If it weren’t for Wrocław, I wouldn’t be a writer today.
‘Wrocław is first and foremost my hometown. I grew up in this city, and my whole life is intertwined with it. If it weren’t for Wrocław, I wouldn’t be a writer today,’ Marek KRAJEWSKI tells Agaton KOZIŃSKI.
Agaton KOZIŃSKI: Norman Davies called Wrocław a ‘microcosm’ of modern Europe. Do you agree with him?
Marek KRAJEWSKI: I think about it a bit differently. Wrocław is first and foremost my hometown. I grew up in this city and my whole life is intertwined with it. If it weren’t for Wrocław, I would not be a writer today.
What makes Wrocław so inspiring to you?
I love mysteries, both personally and professionally, as a crime fiction author. And writing crime fiction is, after all, a form of constructing and resolving puzzles. In my childhood and teenage years, Wrocław was such a mystery to me. I still remember my amazement when I saw the plaster of one of the old tenement buildings fall away, revealing the German inscription ‘Obst und Gemüse’, which means fruits and vegetables. How did it get there? My school kept pushing the official propaganda that this was an ancient Piast city, claiming its very stones spoke Polish. And here, all of a sudden, I saw a text written in German. I couldn’t comprehend it and I wanted to find an explanation. Wrocław had been presenting me with these kinds of puzzles since I was a kid.

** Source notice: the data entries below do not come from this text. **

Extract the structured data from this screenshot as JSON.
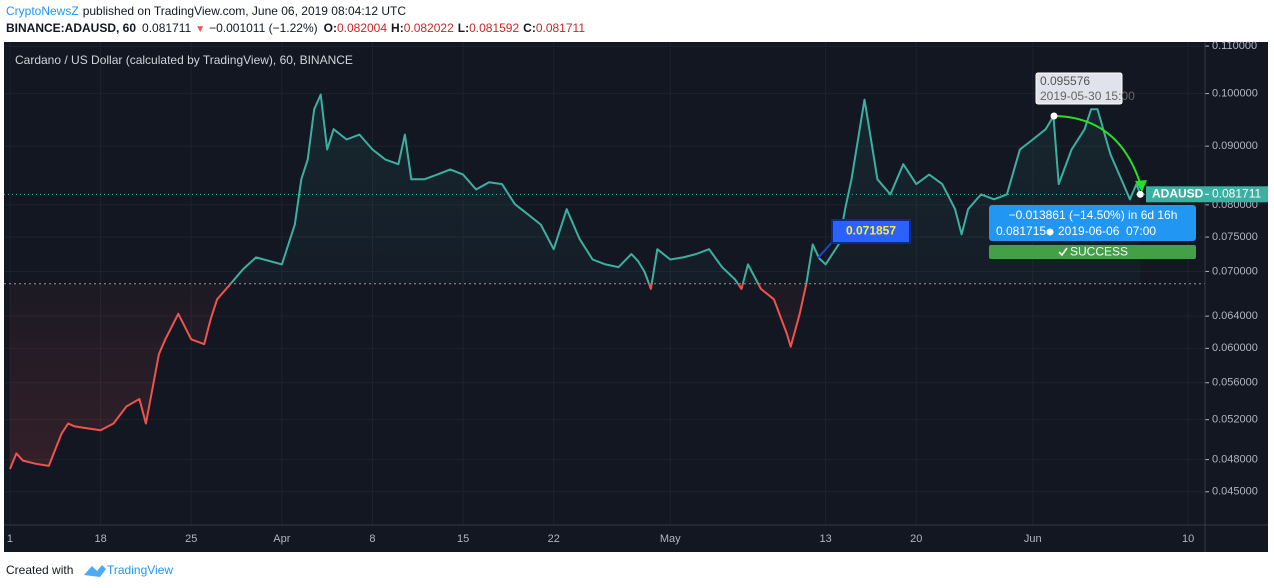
{
  "header": {
    "publisher": "CryptoNewsZ",
    "published": "published on TradingView.com, June 06, 2019 08:04:12 UTC",
    "symbol": "BINANCE:ADAUSD, 60",
    "price": "0.081711",
    "arrow": "▼",
    "change": "−0.001011 (−1.22%)",
    "o_label": "O:",
    "o": "0.082004",
    "h_label": "H:",
    "h": "0.082022",
    "l_label": "L:",
    "l": "0.081592",
    "c_label": "C:",
    "c": "0.081711"
  },
  "chart_data": {
    "type": "line",
    "title": "Cardano / US Dollar (calculated by TradingView), 60, BINANCE",
    "background": "#131722",
    "color_above": "#3bb0a0",
    "color_below": "#ef5350",
    "baseline": 0.0683,
    "log_scale": true,
    "grid": true,
    "x": [
      0,
      0.5,
      1,
      2,
      3,
      4,
      4.5,
      5,
      6,
      7,
      8,
      9,
      10,
      10.5,
      11,
      11.5,
      12,
      13,
      14,
      15,
      15.5,
      16,
      17,
      18,
      19,
      20,
      21,
      22,
      22.5,
      23,
      23.5,
      24,
      24.5,
      25,
      26,
      27,
      28,
      29,
      30,
      30.5,
      31,
      32,
      33,
      34,
      35,
      36,
      37,
      38,
      39,
      40,
      41,
      42,
      43,
      44,
      45,
      46,
      47,
      48,
      48.5,
      49,
      49.5,
      50,
      51,
      52,
      53,
      54,
      55,
      56,
      56.5,
      57,
      58,
      59,
      60,
      60.3,
      61,
      61.5,
      62,
      62.5,
      63,
      64,
      64.5,
      65,
      65.5,
      66,
      66.5,
      67,
      68,
      69,
      70,
      71,
      72,
      73,
      73.5,
      74,
      75,
      76,
      77,
      78,
      79,
      80,
      80.6,
      81,
      82,
      83,
      83.5,
      84,
      85,
      86,
      86.5,
      87,
      87.3
    ],
    "values": [
      0.0471,
      0.0486,
      0.0479,
      0.0476,
      0.0474,
      0.0506,
      0.0516,
      0.0513,
      0.0511,
      0.0509,
      0.0516,
      0.0534,
      0.0542,
      0.0516,
      0.0553,
      0.0593,
      0.0611,
      0.0643,
      0.0611,
      0.0605,
      0.0636,
      0.0662,
      0.0682,
      0.0703,
      0.072,
      0.0715,
      0.071,
      0.0769,
      0.0842,
      0.0876,
      0.0969,
      0.0998,
      0.0894,
      0.0931,
      0.0912,
      0.0921,
      0.0894,
      0.0876,
      0.0868,
      0.0921,
      0.0842,
      0.0842,
      0.085,
      0.0859,
      0.085,
      0.0825,
      0.0837,
      0.0834,
      0.0801,
      0.0785,
      0.0769,
      0.0732,
      0.0793,
      0.0747,
      0.0717,
      0.071,
      0.0706,
      0.0725,
      0.0715,
      0.07,
      0.0676,
      0.0732,
      0.0717,
      0.072,
      0.0725,
      0.0732,
      0.0706,
      0.0689,
      0.0676,
      0.071,
      0.0676,
      0.0662,
      0.0618,
      0.0602,
      0.0643,
      0.0682,
      0.0739,
      0.071857,
      0.071,
      0.0739,
      0.0793,
      0.0842,
      0.0912,
      0.0988,
      0.0912,
      0.0842,
      0.0817,
      0.0868,
      0.0834,
      0.085,
      0.0834,
      0.0793,
      0.0754,
      0.0793,
      0.0817,
      0.0809,
      0.0817,
      0.0894,
      0.0912,
      0.0931,
      0.095576,
      0.0834,
      0.0894,
      0.0931,
      0.0969,
      0.0969,
      0.0885,
      0.0834,
      0.0809,
      0.0834,
      0.081711
    ],
    "xlim": [
      -0.46,
      92.3
    ],
    "xticks": [
      {
        "value": 0,
        "label": "1"
      },
      {
        "value": 7,
        "label": "18"
      },
      {
        "value": 14,
        "label": "25"
      },
      {
        "value": 21,
        "label": "Apr"
      },
      {
        "value": 28,
        "label": "8"
      },
      {
        "value": 35,
        "label": "15"
      },
      {
        "value": 42,
        "label": "22"
      },
      {
        "value": 51,
        "label": "May"
      },
      {
        "value": 63,
        "label": "13"
      },
      {
        "value": 70,
        "label": "20"
      },
      {
        "value": 79,
        "label": "Jun"
      },
      {
        "value": 91,
        "label": "10"
      }
    ],
    "ylim": [
      0.0421,
      0.1109
    ],
    "yticks": [
      {
        "value": 0.11,
        "label": "0.110000"
      },
      {
        "value": 0.1,
        "label": "0.100000"
      },
      {
        "value": 0.09,
        "label": "0.090000"
      },
      {
        "value": 0.08,
        "label": "0.080000"
      },
      {
        "value": 0.075,
        "label": "0.075000"
      },
      {
        "value": 0.07,
        "label": "0.070000"
      },
      {
        "value": 0.064,
        "label": "0.064000"
      },
      {
        "value": 0.06,
        "label": "0.060000"
      },
      {
        "value": 0.056,
        "label": "0.056000"
      },
      {
        "value": 0.052,
        "label": "0.052000"
      },
      {
        "value": 0.048,
        "label": "0.048000"
      },
      {
        "value": 0.045,
        "label": "0.045000"
      }
    ],
    "price_label": {
      "symbol": "ADAUSD",
      "price": "0.081711"
    },
    "annotations": {
      "peak_price": "0.095576",
      "peak_time": "2019-05-30 15:00",
      "low_callout": "0.071857",
      "measure_change": "−0.013861 (−14.50%) in 6d 16h",
      "measure_price": "0.081715",
      "measure_time": "2019-06-06  07:00",
      "measure_status": "SUCCESS"
    }
  },
  "footer": {
    "created": "Created with",
    "brand": "TradingView"
  }
}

When did you solve this puzzle?
Many things were unclear to me for a long time. Why, for instance, were old buildings in Wrocław taken apart and the bricks transported to Warsaw? Why was the letterbox in my house labelled ‘Briefe’ in German, not ‘Letters’ in Polish? Or why were the city authorities removing Baroque ornaments from townhouses in the city centre? Later, I found they saw the Baroque period as German and the Middle Ages as Piast. This was their way of making Wrocław more Polish. But as a teenager, I couldn’t make sense of it. I didn’t realise these urban interventions were motivated by politics. Back then, it was a real mystery to me and I was intrigued, but it also made me feel like I was truly part of the city. That’s how Wrocław inspired me and created me as a writer. And that’s why I can’t talk about it in the dispassionate way of Norman Davies, using terms like ‘microcosm’. The only way I can talk about my city is with emotion.
What kind of emotion?
Admiration. Admiration and delight in the multicultural history of Wrocław. My city bears the marks of its Polish, Czech, Austrian, and German past. All this creates a melting pot known in Latin as ‘varietas’. This variety is my city’s great asset.

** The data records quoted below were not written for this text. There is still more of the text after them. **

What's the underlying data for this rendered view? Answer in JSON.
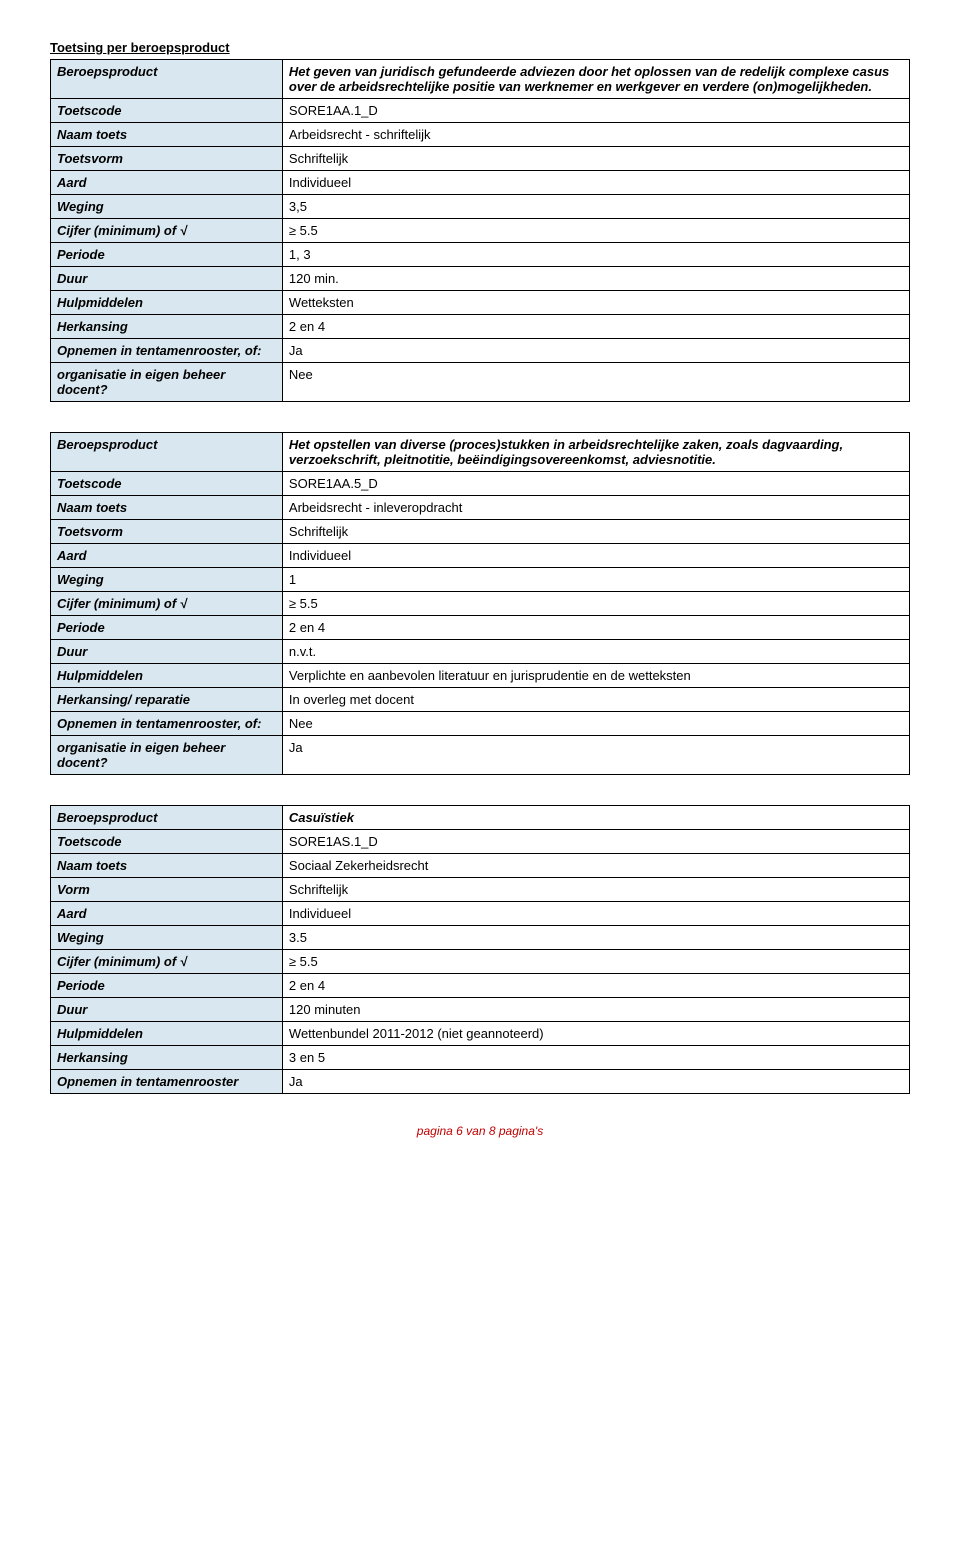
{
  "section_title": "Toetsing per beroepsproduct",
  "tables": [
    {
      "rows": [
        {
          "label": "Beroepsproduct",
          "value": "Het geven van juridisch gefundeerde adviezen door het oplossen van de redelijk complexe casus over de arbeidsrechtelijke positie van werknemer en werkgever en verdere (on)mogelijkheden.",
          "boldItalic": true
        },
        {
          "label": "Toetscode",
          "value": "SORE1AA.1_D"
        },
        {
          "label": "Naam toets",
          "value": "Arbeidsrecht - schriftelijk"
        },
        {
          "label": "Toetsvorm",
          "value": "Schriftelijk"
        },
        {
          "label": "Aard",
          "value": "Individueel"
        },
        {
          "label": "Weging",
          "value": "3,5"
        },
        {
          "label": "Cijfer (minimum) of √",
          "value": "≥ 5.5"
        },
        {
          "label": "Periode",
          "value": "1, 3"
        },
        {
          "label": "Duur",
          "value": "120 min."
        },
        {
          "label": "Hulpmiddelen",
          "value": "Wetteksten"
        },
        {
          "label": "Herkansing",
          "value": "2 en 4"
        },
        {
          "label": "Opnemen in tentamenrooster, of:",
          "value": "Ja"
        },
        {
          "label": "organisatie in eigen beheer docent?",
          "value": "Nee"
        }
      ]
    },
    {
      "rows": [
        {
          "label": "Beroepsproduct",
          "value": "Het opstellen van diverse (proces)stukken in arbeidsrechtelijke zaken, zoals dagvaarding, verzoekschrift, pleitnotitie, beëindigingsovereenkomst, adviesnotitie.",
          "boldItalic": true
        },
        {
          "label": "Toetscode",
          "value": "SORE1AA.5_D"
        },
        {
          "label": "Naam toets",
          "value": "Arbeidsrecht - inleveropdracht"
        },
        {
          "label": "Toetsvorm",
          "value": "Schriftelijk"
        },
        {
          "label": "Aard",
          "value": "Individueel"
        },
        {
          "label": "Weging",
          "value": "1"
        },
        {
          "label": "Cijfer (minimum) of √",
          "value": "≥ 5.5"
        },
        {
          "label": "Periode",
          "value": "2 en 4"
        },
        {
          "label": "Duur",
          "value": "n.v.t."
        },
        {
          "label": "Hulpmiddelen",
          "value": "Verplichte en aanbevolen literatuur en jurisprudentie en de wetteksten"
        },
        {
          "label": "Herkansing/ reparatie",
          "value": "In overleg met docent"
        },
        {
          "label": "Opnemen in tentamenrooster, of:",
          "value": "Nee"
        },
        {
          "label": "organisatie in eigen beheer docent?",
          "value": "Ja"
        }
      ]
    },
    {
      "rows": [
        {
          "label": "Beroepsproduct",
          "value": "Casuïstiek",
          "boldItalic": true
        },
        {
          "label": "Toetscode",
          "value": "SORE1AS.1_D"
        },
        {
          "label": "Naam toets",
          "value": "Sociaal Zekerheidsrecht"
        },
        {
          "label": "Vorm",
          "value": "Schriftelijk"
        },
        {
          "label": "Aard",
          "value": "Individueel"
        },
        {
          "label": "Weging",
          "value": "3.5"
        },
        {
          "label": "Cijfer (minimum) of √",
          "value": "≥ 5.5"
        },
        {
          "label": "Periode",
          "value": "2 en 4"
        },
        {
          "label": "Duur",
          "value": "120 minuten"
        },
        {
          "label": "Hulpmiddelen",
          "value": "Wettenbundel 2011-2012 (niet geannoteerd)"
        },
        {
          "label": "Herkansing",
          "value": "3 en 5"
        },
        {
          "label": "Opnemen in tentamenrooster",
          "value": "Ja"
        }
      ]
    }
  ],
  "footer": "pagina 6 van 8 pagina's"
}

Of all the books you have written, the most important are two series of detective stories. One of them takes place mainly in Wrocław, the other mainly in Lviv. How similar do you think these cities are? How much do they ‘rhyme’ with each other?
Modern Wrocław has emancipated itself from its Lviv past, but if you go back to the Wrocław of the 1950s, 1960s or even 1970s, you will find many traces of Lviv. The intellectual elite of Wrocław is of Lviv origin. The University of Wrocław was created by professors from Lviv, who also had a major contribution to the creation of our University of Science and Technology.
After the war in 1945, Professor Stanislaw Kulczynski – previously rector of Jan Kazimierz University in Lviv – became the first rector of the then-single institution that later became these two universities.
In fact, there are more examples of this, and not just limited to academics. Almost all the journalists working in Wrocław in the post-war period were from Lviv. Growing up, I was always surrounded by the Lviv dialect, with its distinctive eastern melody. That’s how my mother and uncle talked. Lviv made a very strong imprint on the cultural and scientific fabric of Wrocław. Of course, this began to change as a growing number of Poles from across the nation migrated to the city, each person bringing their unique language and traditions. Many linguists consider Polish spoken in Wrocław to be the purest form of literary Polish in the country. This is the effect of mixing so many very different dialects with the sophisticated language of the city’s intellectual elite. This was the crucible in which post-war Wrocław was formed, and this is what the city is today.
How do you think Wrocław will evolve? What do you think it will look like in the future? Is it possible – to refer again to Professor Davies – that it will become Europe in a nutshell, a postnational city?
No, it’s a grim picture. I’m not particularly enthusiastic about this vision. I would like Wrocław to remain the way it is – simply a Polish city. A city that doesn’t deny its founding traditions. Today, Wrocław draws on the traditions of its German past as well as those of the pre-war Polish city of Lviv, each ennobling and enriching the other. This is part of Wrocław’s DNA. How will it evolve? Today we have 200,000 refugees from the east – from Ukraine and Belarus. That’s a quarter of Wrocław’s population. They will certainly leave their mark on the city and alter its DNA, causing Wrocław to change again. The city will start to evolve. In what direction? We don’t know that yet.
The interview was conducted by Agaton Koziński.